There must have been scouts and trail blazers looking ahead and trying to predict the easiest route for the clumsy wagons and weakened pioneers to take. Sometimes that may have been the shortest route but no doubt there were times when the easiest route involved going in a round-about way. Not every mountain and river would have been passable, even with care.

Prepare the way of the Lord. Make straight in the wilderness a highway for our God, Isaiah wrote thousands of years ago. 

I sense that we have come through a wilderness these last months – me trailblazing as much as possible and then moving forward. I have often felt weak and daunted by the mountains before me. But with God’s help, we have arrived at an oasis now.

I say an oasis because we are not out of the desert yet. God has been speaking to me about the eagle as well as the wilderness. Isaiah 40 ends on the wonderful verses that those who hope in the Lord will renew their strength. They will soar on wings like eagles.

I hope in the Lord and therefore my strength will be renewed. As I soar like an eagle, the obstructions of mountains and cacti and ditches and scrub bushes blend: none looks insurmountable; all look fairly innocuous even. From a height, I can discern a way forward better than I can when obstructions loom above me. 

Jesus invites us to sit with him and enjoy times of refreshment. I anticipate a thirst-quenching draught of his Holy Spirit. I am excited to linger with him and be renewed. Even in the on-going busyness of life, such refreshment and renewal can come. I am so grateful, as I sink into his presence.

Tuesday, 28 January 2014

Soaring

I'm thinking a lot about eagles today. I don't think I've ever seen one of these majestic birds, except perhaps at a wild animal park somewhere.

I've been thinking about how they soar above the storm clouds to avoid being pummelled by the rain. Soar. I love that word. It conveys power, height, and a certain effortlessness. Riding the thermals. Rising on the waves of air. It communicates a certain exuberance, a joy in rising above the storms and  maybe even basking in the sunlight which shines beyond the clouds. An affinity with being somewhere over the rainbow.

Eagles have several traits which lend themselves as metaphors for a healthy relationship with God. But today, this is my focus. I am still set aside, hunkered down by a roaring fire and sneezing and coughing and sniffing. It's amazing that it has taken over two weeks of ill health for me to finally give in, to finally stop trying to get on with my to do list. Why? What is wrong with me?

Today I read in the book of Isaiah, chapter 40, those famous words...those who wait on, who trust in, The Lord will find new strength. They will soar high on wings like eagles. They will run and not grow weary; they will walk and not faint.

I may look like I am slumped by a roaring fire. But in fact, I am soaring on wings like eagles, as I wait on The Lord.

Tuesday, 4 October 2011

Soaring


Unresolved responsibilities were preying on my mind, and decisions eluded me.
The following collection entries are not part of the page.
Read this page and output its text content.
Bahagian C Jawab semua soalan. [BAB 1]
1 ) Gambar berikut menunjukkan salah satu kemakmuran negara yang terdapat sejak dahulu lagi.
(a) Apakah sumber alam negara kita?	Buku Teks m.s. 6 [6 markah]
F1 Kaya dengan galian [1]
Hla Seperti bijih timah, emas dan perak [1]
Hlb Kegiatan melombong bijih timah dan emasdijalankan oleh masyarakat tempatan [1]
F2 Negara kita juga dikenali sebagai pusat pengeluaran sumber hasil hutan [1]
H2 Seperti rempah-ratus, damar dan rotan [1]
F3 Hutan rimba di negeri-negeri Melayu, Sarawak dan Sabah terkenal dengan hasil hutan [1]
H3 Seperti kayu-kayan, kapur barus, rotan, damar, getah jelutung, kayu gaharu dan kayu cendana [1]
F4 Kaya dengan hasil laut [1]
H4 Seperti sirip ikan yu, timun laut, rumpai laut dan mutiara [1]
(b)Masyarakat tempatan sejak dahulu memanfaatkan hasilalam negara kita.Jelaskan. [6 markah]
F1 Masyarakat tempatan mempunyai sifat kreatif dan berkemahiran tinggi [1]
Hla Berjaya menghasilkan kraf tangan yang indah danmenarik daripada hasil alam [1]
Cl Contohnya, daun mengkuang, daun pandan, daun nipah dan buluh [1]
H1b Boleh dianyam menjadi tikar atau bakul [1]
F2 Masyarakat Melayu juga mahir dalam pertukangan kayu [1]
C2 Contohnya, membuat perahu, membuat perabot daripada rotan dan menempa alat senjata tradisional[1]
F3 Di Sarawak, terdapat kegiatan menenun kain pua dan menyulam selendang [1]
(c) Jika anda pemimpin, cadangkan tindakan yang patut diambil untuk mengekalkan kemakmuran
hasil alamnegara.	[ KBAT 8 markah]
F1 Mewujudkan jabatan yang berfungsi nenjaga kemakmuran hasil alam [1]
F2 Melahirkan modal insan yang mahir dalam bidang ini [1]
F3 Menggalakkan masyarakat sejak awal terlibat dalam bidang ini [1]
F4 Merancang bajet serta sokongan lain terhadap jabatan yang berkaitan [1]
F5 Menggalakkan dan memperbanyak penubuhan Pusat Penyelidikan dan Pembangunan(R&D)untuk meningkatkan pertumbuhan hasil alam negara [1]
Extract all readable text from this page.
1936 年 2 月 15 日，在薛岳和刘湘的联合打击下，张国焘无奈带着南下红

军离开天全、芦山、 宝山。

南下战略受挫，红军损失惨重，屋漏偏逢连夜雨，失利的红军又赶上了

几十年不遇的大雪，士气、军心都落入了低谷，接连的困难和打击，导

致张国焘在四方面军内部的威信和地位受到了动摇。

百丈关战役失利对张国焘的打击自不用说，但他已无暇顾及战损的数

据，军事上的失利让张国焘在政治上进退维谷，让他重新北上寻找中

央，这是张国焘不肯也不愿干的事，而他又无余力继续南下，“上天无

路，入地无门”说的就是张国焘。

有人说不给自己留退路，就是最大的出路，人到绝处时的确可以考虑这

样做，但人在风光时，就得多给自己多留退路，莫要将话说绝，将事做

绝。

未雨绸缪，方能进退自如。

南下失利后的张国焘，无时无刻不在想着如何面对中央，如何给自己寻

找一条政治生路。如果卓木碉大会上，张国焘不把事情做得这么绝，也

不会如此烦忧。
I walked along the road, gazing up at the sky, where I noticed a buzzard or other such bird of prey circling. Rising on the thermals, dropping at heart-stopping speed, and rising once again. Tipping wings first one way, then the next, rising, rising.

Then I noticed the second, and the third, and finally a fourth buzzard. My own anxieties receded as I watched, transfixed, as these four birds rose to dizzying heights with scarcely a flap of wing. 

It looked amazing. It looked fun. Imagine the perspective they had on all that lay beneath. I thought of the legendary vision of such birds of prey – eagle-eyed we say, if someone has the ability to see minute movement from a fantastic distance.

Into my mind popped the wonderful promise in Isaiah 40: “ ...those who hope in the Lord will renew their strength. They will soar on wings like eagles; they will run and not grow weary, they will walk and not be faint.”

Mentally I handed my worries to the Lord, put my hope in him, and felt myself rising, without the desperate flapping which had so disturbed my thoughts before. 

We don’t have to flap. We can soar on wings like eagles. Or buzzards, here in the northeast.